CacheTableAsSelectExec Physical Operator¶
CacheTableAsSelectExec is a BaseCacheTableExec physical operator that represents CACHE TABLE SQL command (as a CacheTableAsSelect logical operator) at execution.
CACHE [LAZY] TABLE identifierReference
[OPTIONS key=value (, key=value)*]
[[AS] query]
When executed, CacheTableAsSelectExec uses CreateViewCommand logical operator followed by SparkSession.table operator to create a LogicalPlan to cache.

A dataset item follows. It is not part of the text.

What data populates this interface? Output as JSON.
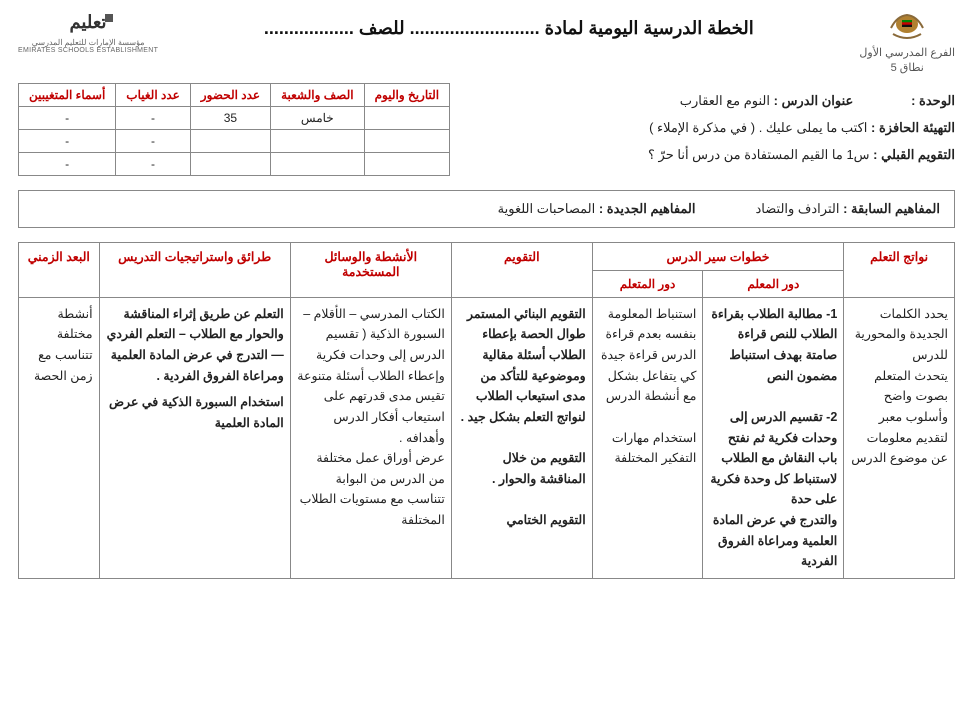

In other words, CacheTableAsSelectExec is a shorter version (shortcut) of executing CREATE VIEW SQL command (or the corresponding Dataset operators, e.g. Dataset.createTempView) followed by CACHE TABLE (that boils down to requesting the session-wide CacheManager to cache this LogicalPlan to cache).
Creating Instance¶
CacheTableAsSelectExec takes the following to be created:
- The name of the temporary view
- The LogicalPlan of the query
- Original SQL Text
-
isLazyflag - Options (
Map[String, String]) - Referred temporary functions (
Seq[String])
CacheTableAsSelectExec is created when:
- DataSourceV2Strategy execution planning strategy is executed (to plan a
CacheTableAsSelectlogical operator)
Relation Name¶
relationName is this name of the temporary view.
LogicalPlan to Cache¶
BaseCacheTableExec
planToCache: LogicalPlan
planToCache is part of the BaseCacheTableExec abstraction.
Lazy Value
planToCache is a Scala lazy value to guarantee that the code to initialize it is executed once only (when accessed for the first time) and the computed value never changes afterwards.
Learn more in the Scala Language Specification.
planToCache creates a CreateViewCommand logical operator that is immediately executed.
CreateViewCommand
| CreateViewCommand | Value |
|---|---|
| Table name | this name |
| Original Text | this original text |
| Logical query plan | this query |
| ViewType | LocalTempView |
In the end, planToCache requests the dataFrameForCachedPlan for the logical plan.
dataFrameForCachedPlan¶
BaseCacheTableExec
dataFrameForCachedPlan: DataFrame
dataFrameForCachedPlan is part of the BaseCacheTableExec abstraction.
Lazy Value
dataFrameForCachedPlan is a Scala lazy value to guarantee that the code to initialize it is executed once only (when accessed for the first time) and the computed value never changes afterwards.
Learn more in the Scala Language Specification.
dataFrameForCachedPlan uses SparkSession.table operator to create a DataFrame that represents loading data from the temporary view.